Shareholders of Landry’s Restaurants approve buyout offer of $1.4 billion
October 4, 2010 - 11:00 pm
Shareholders of Golden Nugget owner Landry's Restaurants approved a $1.4 billion buyout by chief executive Tilman Fertitta that will take the company private.
Houston-based Landry's announced Monday that shareholders approved the agreement. The transaction is expected to close Wednesday.
Fertitta, the company's founder who owns about 55 percent of the outstanding shares, has been trying to take the business private since 2008.
In June, Fertitta, a cousin of Station Casinos' founding Fertitta family, raised his bid by 50 cents to buy all outstanding shares of Landry's for $24.50 a share.
In November 2009, Fertitta offered $14.75 per share to take Landry's private, but shareholders resisted the offer. One of the shareholders who opposed the bid was Pershing Square Capital Management, Landry's second-largest shareholder, which has about 10 percent of the company.
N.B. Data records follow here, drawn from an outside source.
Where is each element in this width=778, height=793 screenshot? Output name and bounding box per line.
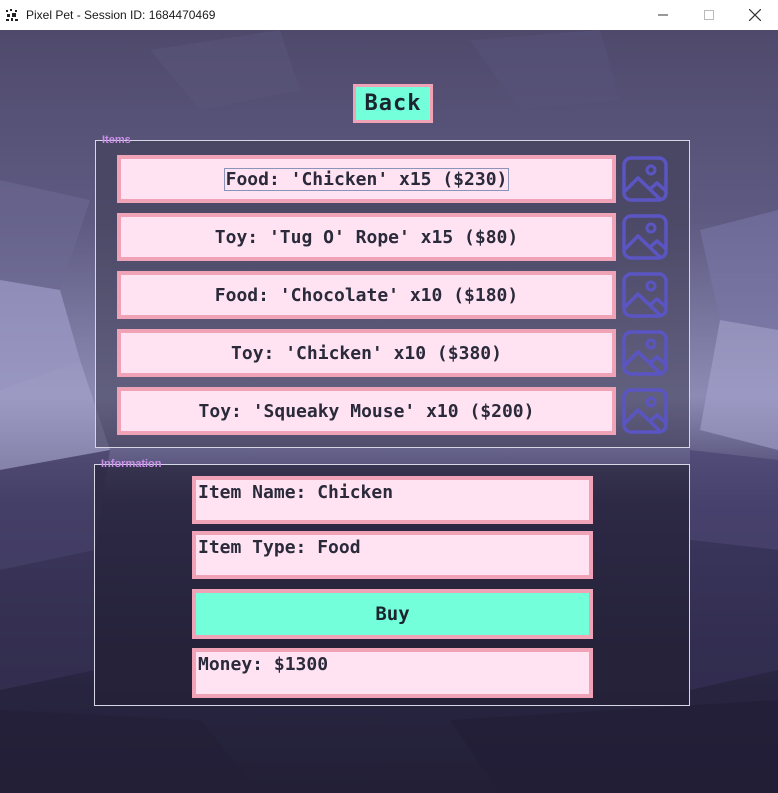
- minimize-icon: [658, 14, 668, 16]
- shop-item-button[interactable]: Food: 'Chocolate' x10 ($180): [117, 271, 616, 319]
- shop-item-button[interactable]: Toy: 'Squeaky Mouse' x10 ($200): [117, 387, 616, 435]
- maximize-button[interactable]: [686, 0, 732, 30]
- shop-item-button[interactable]: Food: 'Chicken' x15 ($230): [117, 155, 616, 203]
- money-field: Money: $1300: [192, 648, 593, 698]
- game-screen: Back Items Food: 'Chicken' x15 ($230) To…: [0, 30, 778, 793]
- minimize-button[interactable]: [640, 0, 686, 30]
- window-title: Pixel Pet - Session ID: 1684470469: [26, 8, 216, 22]
- items-group: Items Food: 'Chicken' x15 ($230) Toy: 'T…: [95, 134, 690, 448]
- shop-item-button[interactable]: Toy: 'Tug O' Rope' x15 ($80): [117, 213, 616, 261]
- shop-item-label: Toy: 'Tug O' Rope' x15 ($80): [214, 226, 519, 248]
- information-group: Information Item Name: Chicken Item Type…: [94, 458, 690, 706]
- shop-item-button[interactable]: Toy: 'Chicken' x10 ($380): [117, 329, 616, 377]
- item-name-field: Item Name: Chicken: [192, 476, 593, 524]
- buy-button[interactable]: Buy: [192, 589, 593, 639]
- item-type-field: Item Type: Food: [192, 531, 593, 579]
- image-placeholder-icon: [622, 156, 668, 202]
- image-placeholder-icon: [622, 330, 668, 376]
- information-group-label: Information: [101, 458, 162, 470]
- shop-item-label: Toy: 'Squeaky Mouse' x10 ($200): [198, 400, 535, 422]
- shop-item-label: Toy: 'Chicken' x10 ($380): [231, 342, 502, 364]
- shop-item-label: Food: 'Chicken' x15 ($230): [223, 167, 510, 191]
- image-placeholder-icon: [622, 272, 668, 318]
- back-button[interactable]: Back: [353, 84, 433, 123]
- title-bar: Pixel Pet - Session ID: 1684470469: [0, 0, 778, 30]
- app-icon: [5, 8, 19, 22]
- image-placeholder-icon: [622, 388, 668, 434]
- close-icon: [749, 9, 761, 21]
- shop-item-label: Food: 'Chocolate' x10 ($180): [214, 284, 519, 306]
- maximize-icon: [704, 10, 714, 20]
- items-group-label: Items: [102, 134, 131, 146]
- window-controls: [640, 0, 778, 30]
- image-placeholder-icon: [622, 214, 668, 260]
- close-button[interactable]: [732, 0, 778, 30]
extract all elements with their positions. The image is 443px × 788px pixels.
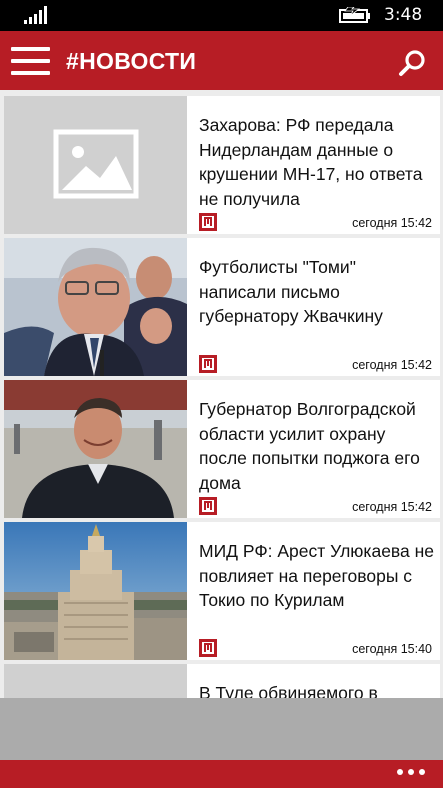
news-headline: Футболисты "Томи" написали письмо губерн… bbox=[199, 257, 383, 326]
signal-strength-icon bbox=[24, 6, 47, 24]
source-logo-icon bbox=[199, 213, 217, 231]
news-card[interactable]: Захарова: РФ передала Нидерландам данные… bbox=[4, 96, 440, 234]
news-card[interactable]: Футболисты "Томи" написали письмо губерн… bbox=[4, 238, 440, 376]
news-thumbnail bbox=[4, 664, 187, 698]
news-thumbnail bbox=[4, 238, 187, 376]
photo-ministry-building bbox=[4, 522, 187, 660]
photo-governor-outdoors bbox=[4, 380, 187, 518]
photo-politician-at-conference bbox=[4, 238, 187, 376]
status-bar: 3:48 bbox=[0, 0, 443, 31]
bottom-app-bar bbox=[0, 760, 443, 788]
image-placeholder-icon bbox=[53, 129, 139, 199]
news-feed[interactable]: Захарова: РФ передала Нидерландам данные… bbox=[0, 90, 443, 698]
news-timestamp: сегодня 15:42 bbox=[352, 358, 432, 372]
news-timestamp: сегодня 15:40 bbox=[352, 642, 432, 656]
news-timestamp: сегодня 15:42 bbox=[352, 500, 432, 514]
search-icon[interactable] bbox=[398, 49, 426, 77]
news-timestamp: сегодня 15:42 bbox=[352, 216, 432, 230]
news-thumbnail bbox=[4, 96, 187, 234]
page-title: #НОВОСТИ bbox=[66, 48, 197, 74]
news-thumbnail bbox=[4, 522, 187, 660]
news-card[interactable]: МИД РФ: Арест Улюкаева не повлияет на пе… bbox=[4, 522, 440, 660]
news-thumbnail bbox=[4, 380, 187, 518]
more-dots-icon[interactable] bbox=[397, 769, 427, 777]
source-logo-icon bbox=[199, 639, 217, 657]
news-card[interactable]: Губернатор Волгоградской области усилит … bbox=[4, 380, 440, 518]
news-headline: В Туле обвиняемого в bbox=[199, 683, 378, 698]
news-card[interactable]: В Туле обвиняемого в bbox=[4, 664, 440, 698]
battery-charging-icon bbox=[339, 7, 370, 23]
hamburger-icon[interactable] bbox=[11, 47, 50, 76]
source-logo-icon bbox=[199, 355, 217, 373]
source-logo-icon bbox=[199, 497, 217, 515]
news-headline: Захарова: РФ передала Нидерландам данные… bbox=[199, 115, 423, 209]
news-headline: Губернатор Волгоградской области усилит … bbox=[199, 399, 420, 493]
app-bar: #НОВОСТИ bbox=[0, 31, 443, 90]
news-headline: МИД РФ: Арест Улюкаева не повлияет на пе… bbox=[199, 541, 435, 610]
status-clock: 3:48 bbox=[384, 5, 423, 25]
app-bar-overlay bbox=[0, 698, 443, 760]
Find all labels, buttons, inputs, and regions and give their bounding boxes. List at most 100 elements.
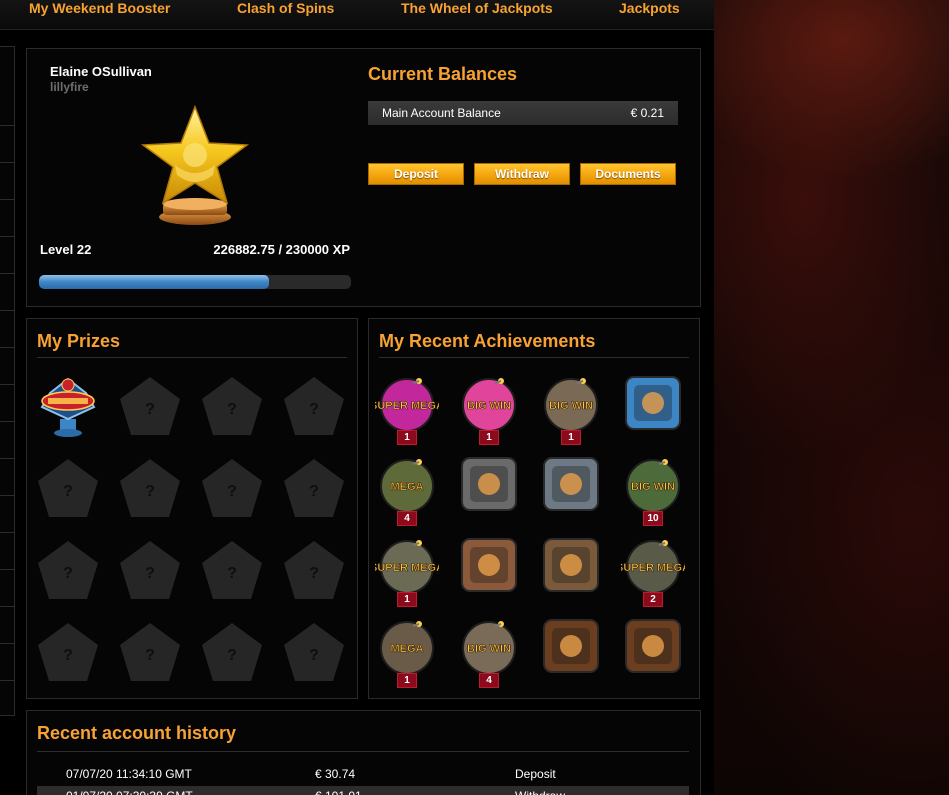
question-mark-glyph: ?	[309, 647, 319, 664]
achievement-count-badge: 1	[397, 673, 417, 688]
super-mega-red-bomb-icon: SUPER MEGA	[616, 540, 690, 594]
locked-prize-slot[interactable]: ?	[200, 457, 264, 521]
divider	[0, 421, 14, 422]
big-win-cloud-icon: BIG WIN	[462, 621, 516, 675]
achievement-item[interactable]: BIG WIN 1	[539, 373, 603, 445]
locked-prize-slot[interactable]: ?	[36, 621, 100, 685]
divider	[0, 606, 14, 607]
achievement-item[interactable]: SUPER MEGA 1	[370, 535, 444, 607]
achievement-label: SUPER MEGA	[375, 562, 439, 574]
question-mark-glyph: ?	[63, 647, 73, 664]
achievement-item[interactable]: SUPER MEGA 1	[370, 373, 444, 445]
divider	[0, 643, 14, 644]
fist-wood-frame-icon	[543, 538, 599, 592]
history-row: 07/07/20 11:34:10 GMT € 30.74 Deposit	[37, 764, 689, 784]
question-mark-glyph: ?	[227, 483, 237, 500]
wood-frame-icon	[461, 538, 517, 592]
pentagon-placeholder-icon: ?	[202, 377, 262, 435]
prize-jackpots[interactable]	[36, 375, 100, 439]
question-mark-glyph: ?	[227, 565, 237, 582]
history-row: 01/07/20 07:30:39 GMT € 101.01 Withdraw	[37, 786, 689, 795]
super-mega-bomb-icon: SUPER MEGA	[370, 540, 444, 594]
achievement-item[interactable]: SUPER MEGA 2	[616, 535, 690, 607]
pentagon-placeholder-icon: ?	[202, 623, 262, 681]
history-amount: € 30.74	[315, 767, 356, 781]
achievement-item[interactable]	[539, 616, 603, 688]
pentagon-placeholder-icon: ?	[202, 541, 262, 599]
achievements-panel: My Recent Achievements SUPER MEGA 1 BIG WI…	[368, 318, 700, 699]
achievement-item[interactable]	[457, 535, 521, 607]
nav-item-jackpots[interactable]: Jackpots	[619, 0, 680, 16]
achievement-count-badge: 1	[397, 430, 417, 445]
locked-prize-slot[interactable]: ?	[282, 457, 346, 521]
achievement-item[interactable]: BIG WIN 1	[457, 373, 521, 445]
locked-prize-slot[interactable]: ?	[118, 457, 182, 521]
divider	[0, 532, 14, 533]
achievement-count-badge: 1	[397, 592, 417, 607]
divider	[0, 199, 14, 200]
locked-prize-slot[interactable]: ?	[200, 375, 264, 439]
profile-name: Elaine OSullivan	[50, 64, 152, 79]
achievement-item[interactable]: BIG WIN 4	[457, 616, 521, 688]
nav-item-weekend-booster[interactable]: My Weekend Booster	[29, 0, 170, 16]
achievement-label: BIG WIN	[467, 643, 511, 655]
fist-frame-icon	[461, 457, 517, 511]
balances-title: Current Balances	[368, 64, 518, 84]
divider	[0, 347, 14, 348]
big-win-explosion-icon: BIG WIN	[626, 459, 680, 513]
locked-prize-slot[interactable]: ?	[118, 621, 182, 685]
achievement-item[interactable]	[457, 454, 521, 526]
divider	[37, 357, 347, 358]
achievement-item[interactable]: MEGA 1	[375, 616, 439, 688]
pentagon-placeholder-icon: ?	[284, 623, 344, 681]
einstein-icon	[625, 376, 681, 430]
main-balance-label: Main Account Balance	[382, 106, 501, 120]
profile-panel: Elaine OSullivan lillyfire Level 22 2268…	[26, 48, 701, 307]
jackpots-prize-icon	[40, 377, 96, 437]
pentagon-placeholder-icon: ?	[284, 459, 344, 517]
achievement-item[interactable]	[621, 373, 685, 445]
locked-prize-slot[interactable]: ?	[282, 539, 346, 603]
question-mark-glyph: ?	[145, 483, 155, 500]
pentagon-placeholder-icon: ?	[38, 623, 98, 681]
locked-prize-slot[interactable]: ?	[118, 539, 182, 603]
achievement-item[interactable]: MEGA 4	[375, 454, 439, 526]
deposit-button[interactable]: Deposit	[368, 163, 464, 185]
locked-prize-slot[interactable]: ?	[282, 621, 346, 685]
divider	[0, 680, 14, 681]
achievement-item[interactable]	[621, 616, 685, 688]
question-mark-glyph: ?	[63, 565, 73, 582]
documents-button[interactable]: Documents	[580, 163, 676, 185]
achievement-item[interactable]	[539, 454, 603, 526]
question-mark-glyph: ?	[227, 647, 237, 664]
locked-prize-slot[interactable]: ?	[36, 539, 100, 603]
main-balance-value: € 0.21	[630, 106, 664, 120]
side-menu-strip[interactable]	[0, 46, 15, 716]
question-mark-glyph: ?	[145, 401, 155, 418]
level-label: Level 22	[40, 242, 92, 257]
divider	[0, 236, 14, 237]
question-mark-glyph: ?	[309, 401, 319, 418]
hook-crate-icon	[625, 619, 681, 673]
locked-prize-slot[interactable]: ?	[118, 375, 182, 439]
divider	[0, 384, 14, 385]
achievements-title: My Recent Achievements	[379, 331, 596, 351]
history-type: Withdraw	[515, 786, 565, 795]
nav-item-wheel-of-jackpots[interactable]: The Wheel of Jackpots	[401, 0, 553, 16]
xp-label: 226882.75 / 230000 XP	[213, 242, 350, 257]
divider	[0, 273, 14, 274]
achievement-label: BIG WIN	[467, 400, 511, 412]
locked-prize-slot[interactable]: ?	[282, 375, 346, 439]
locked-prize-slot[interactable]: ?	[200, 539, 264, 603]
question-mark-glyph: ?	[145, 647, 155, 664]
achievement-count-badge: 1	[479, 430, 499, 445]
nav-item-clash-of-spins[interactable]: Clash of Spins	[237, 0, 334, 16]
locked-prize-slot[interactable]: ?	[200, 621, 264, 685]
mega-win-burst-icon: MEGA	[380, 459, 434, 513]
achievement-item[interactable]	[539, 535, 603, 607]
question-mark-glyph: ?	[309, 565, 319, 582]
withdraw-button[interactable]: Withdraw	[474, 163, 570, 185]
achievement-item[interactable]: BIG WIN 10	[621, 454, 685, 526]
locked-prize-slot[interactable]: ?	[36, 457, 100, 521]
background-artwork	[714, 0, 949, 795]
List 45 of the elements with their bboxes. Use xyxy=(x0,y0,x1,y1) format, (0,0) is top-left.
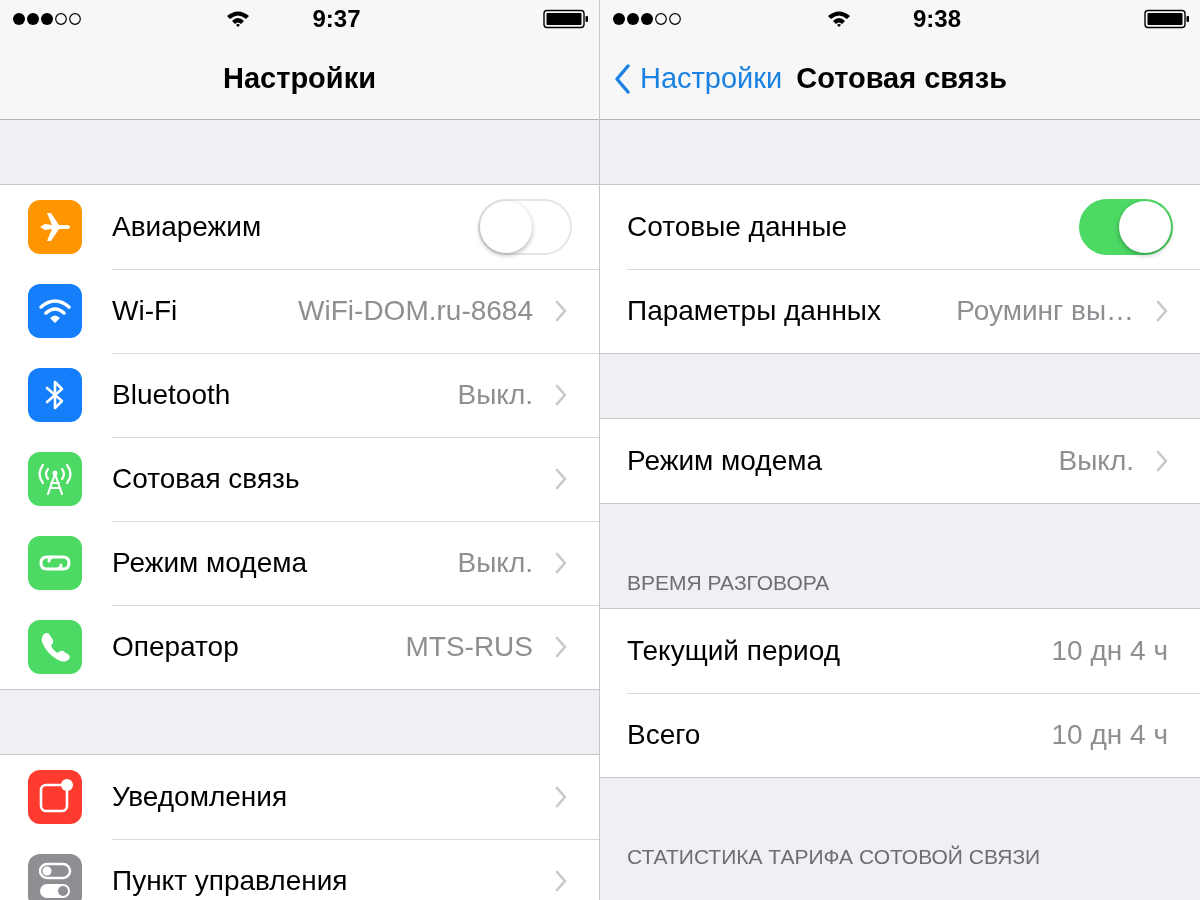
signal-icon xyxy=(612,12,684,26)
setting-value: Выкл. xyxy=(457,546,533,579)
setting-value: 10 дн 4 ч xyxy=(1051,634,1168,667)
setting-value: MTS-RUS xyxy=(405,631,533,663)
setting-label[interactable]: Bluetooth xyxy=(112,378,444,411)
back-chevron-icon xyxy=(614,63,630,94)
setting-label[interactable]: Режим модема xyxy=(112,546,444,579)
setting-label[interactable]: Wi-Fi xyxy=(112,294,285,327)
setting-label: Текущий период xyxy=(627,634,841,667)
signal-icon xyxy=(12,12,84,26)
chevron-icon xyxy=(555,785,567,808)
chevron-icon xyxy=(1156,450,1168,472)
chevron-icon xyxy=(555,870,567,892)
setting-value: 10 дн 4 ч xyxy=(1051,719,1168,751)
setting-value: Роуминг вы… xyxy=(956,295,1134,327)
battery-icon xyxy=(543,9,589,29)
setting-label[interactable]: Режим модема xyxy=(627,445,1045,477)
setting-label[interactable]: Параметры данных xyxy=(627,295,943,327)
chevron-icon xyxy=(555,299,567,322)
chevron-icon xyxy=(1156,300,1168,322)
setting-label[interactable]: Пункт управления xyxy=(112,865,533,897)
chevron-icon xyxy=(555,636,567,658)
setting-value: Выкл. xyxy=(1058,445,1134,477)
chevron-icon xyxy=(555,551,567,574)
setting-label[interactable]: Авиарежим xyxy=(112,210,464,243)
status-time: 9:38 xyxy=(912,5,961,33)
section-header: ВРЕМЯ РАЗГОВОРА xyxy=(627,571,830,595)
setting-label: Всего xyxy=(627,719,702,751)
wifi-icon xyxy=(826,10,851,28)
setting-value: WiFi-DOM.ru-8684 xyxy=(298,294,533,327)
chevron-icon xyxy=(555,383,567,406)
screen-title: Сотовая связь xyxy=(796,62,1007,95)
back-link[interactable]: Настройки xyxy=(614,62,783,95)
setting-label[interactable]: Сотовые данные xyxy=(627,210,1065,243)
setting-value: Выкл. xyxy=(457,378,533,411)
setting-label[interactable]: Оператор xyxy=(112,631,392,663)
setting-label[interactable]: Сотовая связь xyxy=(112,462,533,495)
chevron-icon xyxy=(555,467,567,490)
battery-icon xyxy=(1144,9,1190,29)
setting-label[interactable]: Уведомления xyxy=(112,780,533,813)
status-time: 9:37 xyxy=(312,5,361,33)
wifi-icon xyxy=(226,10,251,28)
toggle-switch[interactable] xyxy=(1079,198,1173,255)
screen-title: Настройки xyxy=(223,62,376,95)
section-header: СТАТИСТИКА ТАРИФА СОТОВОЙ СВЯЗИ xyxy=(627,845,1041,869)
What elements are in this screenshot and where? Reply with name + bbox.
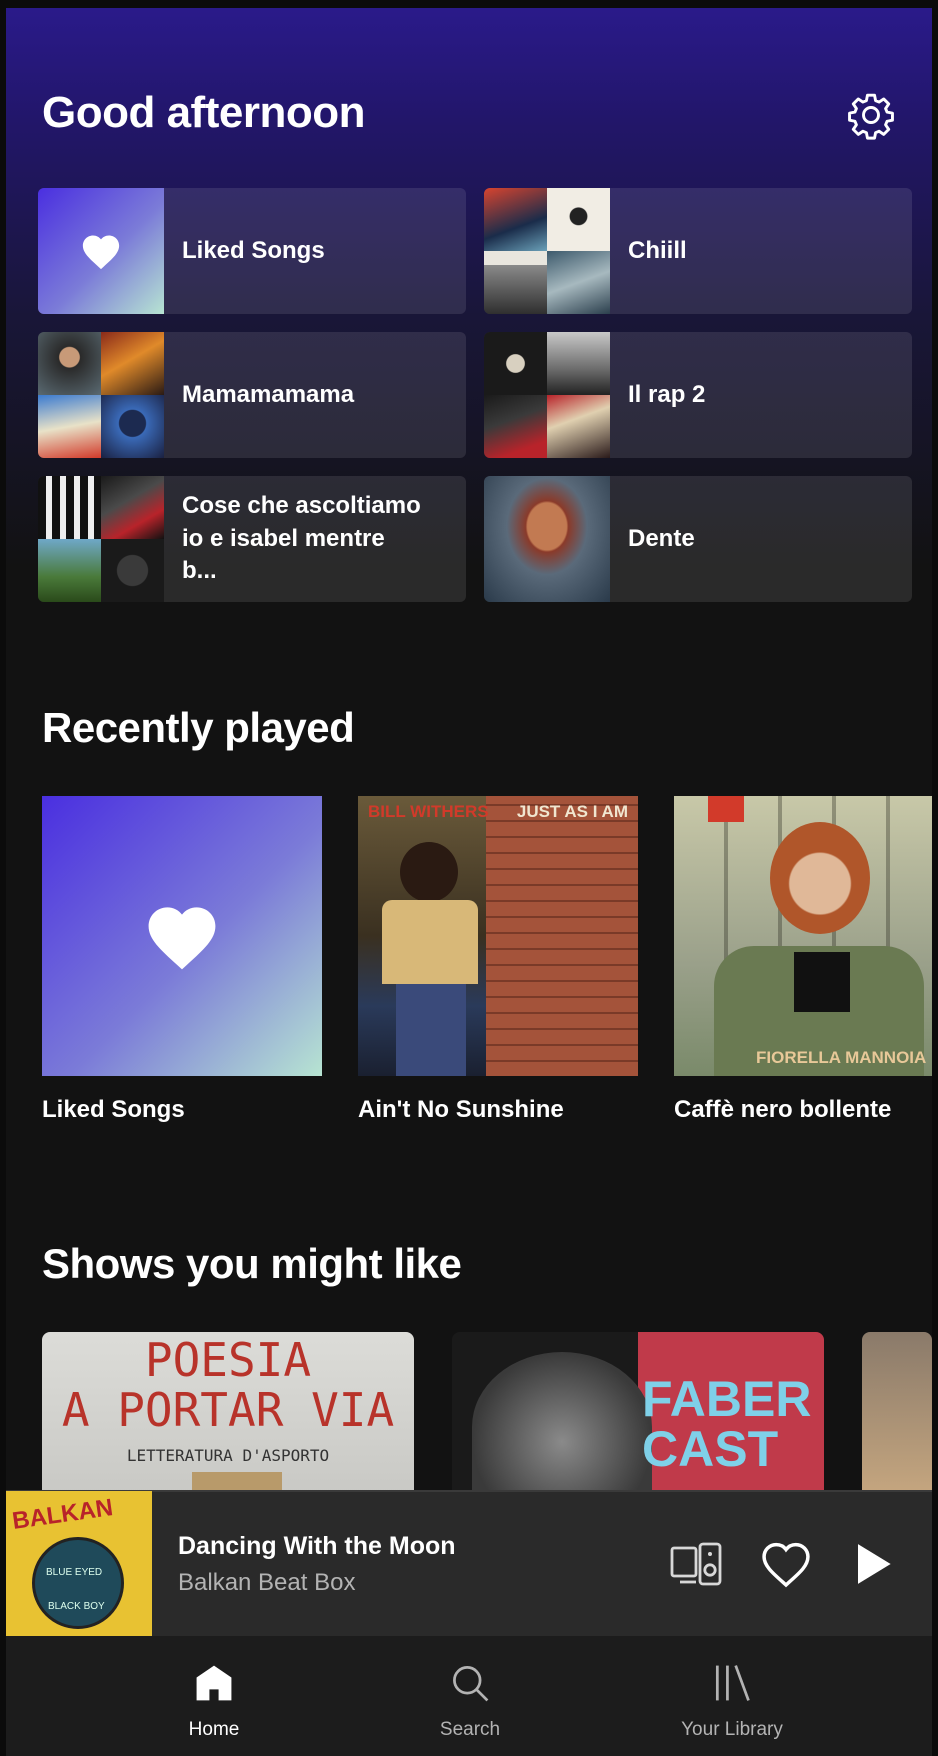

In early May, Fertitta raised his bid to $21 a share. The proposal was increased by another $3 a share later in the month.
In a brief statement, Landry's said the buyout by Fertitta, the company's chairman and chief executive officer, "was approved by both the affirmative vote of the holders of a majority of the outstanding shares of Landry's common stock and the holders of a majority of Landry's common stock" at a special meeting.